Jair Bolsonaro apresentou melhora em seu quadro de saúde nas últimas 24 horas, porém, ainda não há previsão para que ele receba alta da Unidade de Terapia Intensiva (UTI). A informação foi confirmada pela equipe médica responsável pelo acompanhamento do ex-presidente, que cumpre pena de 27 anos e três meses de prisão na Papudinha, 19.º Batalhão da Polícia Militar do Distrito Federal.
O senador Flávio Bolsonaro (PL-RJ), filho do ex-presidente, declarou no último sábado, 14, que a defesa de seu pai aguarda a elaboração de um novo laudo médico. O objetivo é apresentar o documento à Justiça e solicitar novamente a concessão de prisão domiciliar. A alegação para o pedido se baseia no recente agravamento do estado de saúde de Bolsonaro e na necessidade de acompanhamento contínuo.
Segundo Flávio Bolsonaro, embora o ex-presidente seja "muito bem tratado" em sua custódia, ele passa longos períodos sozinho. Essa solidão, argumenta o senador, representaria um risco diante dos efeitos colaterais dos medicamentos e de eventuais emergências médicas que possam surgir. A família busca, com isso, garantir um ambiente mais propício ao tratamento e recuperação de Jair Bolsonaro.
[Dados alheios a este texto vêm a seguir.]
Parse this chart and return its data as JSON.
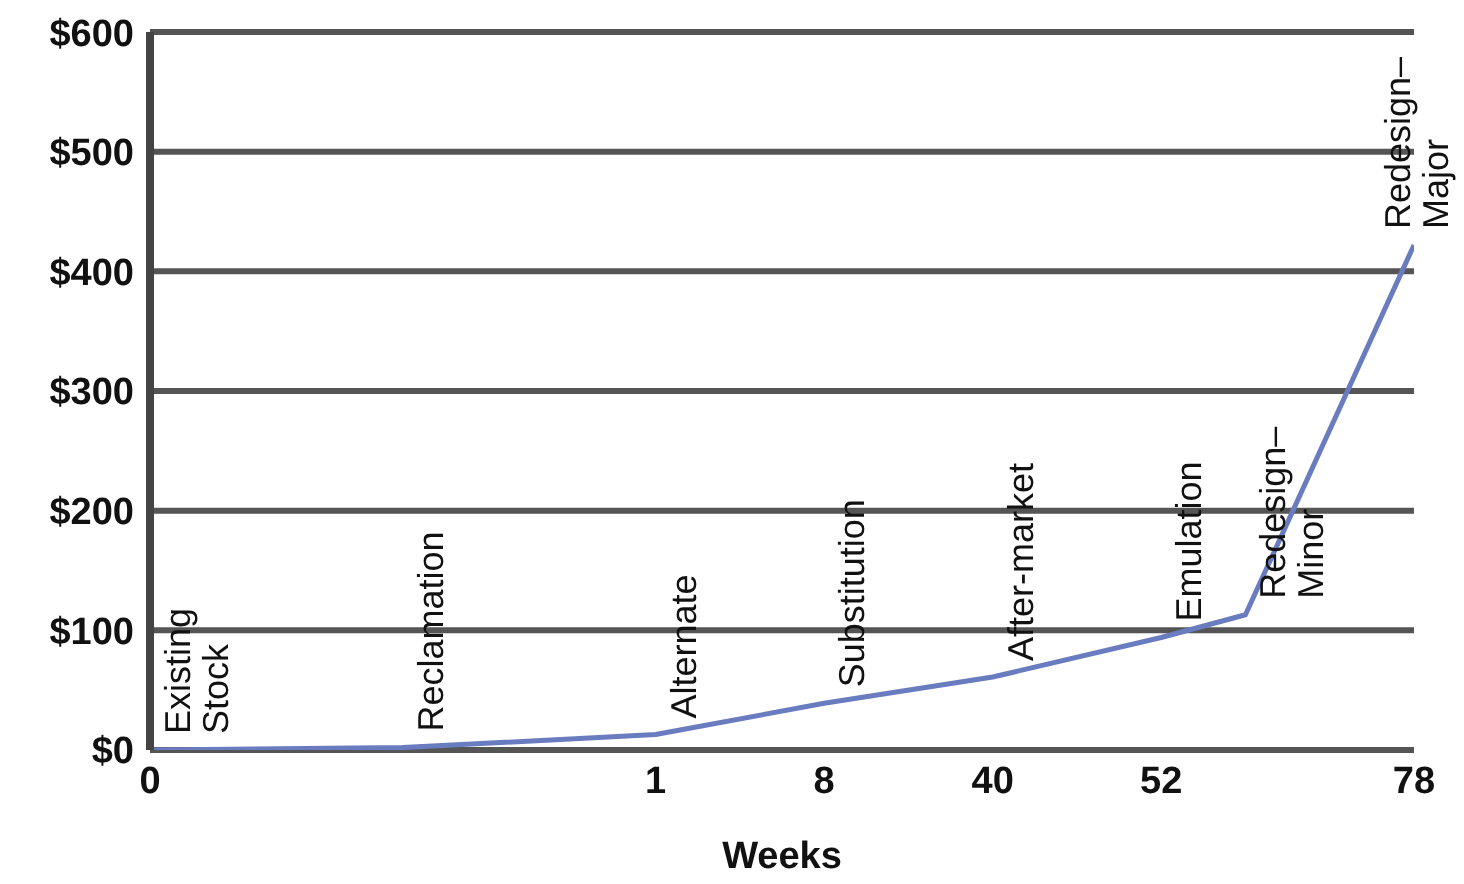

Em paralelo, o ministro Alexandre de Moraes autorizou que Michelle Bolsonaro acompanhe o ex-presidente em sua internação hospitalar, determinando também a presença de segurança 24 horas no local. Outra decisão judicial envolve Eduardo Bolsonaro, que tem 15 dias para apresentar sua defesa em um processo movido pela Polícia Federal por abandono de cargo.
A situação de Jair Bolsonaro na UTI e os desdobramentos jurídicos associados a ele continuam a gerar atenção, com a família buscando alternativas para sua custódia e tratamento, enquanto a Justiça analisa os pedidos e os processos em andamento.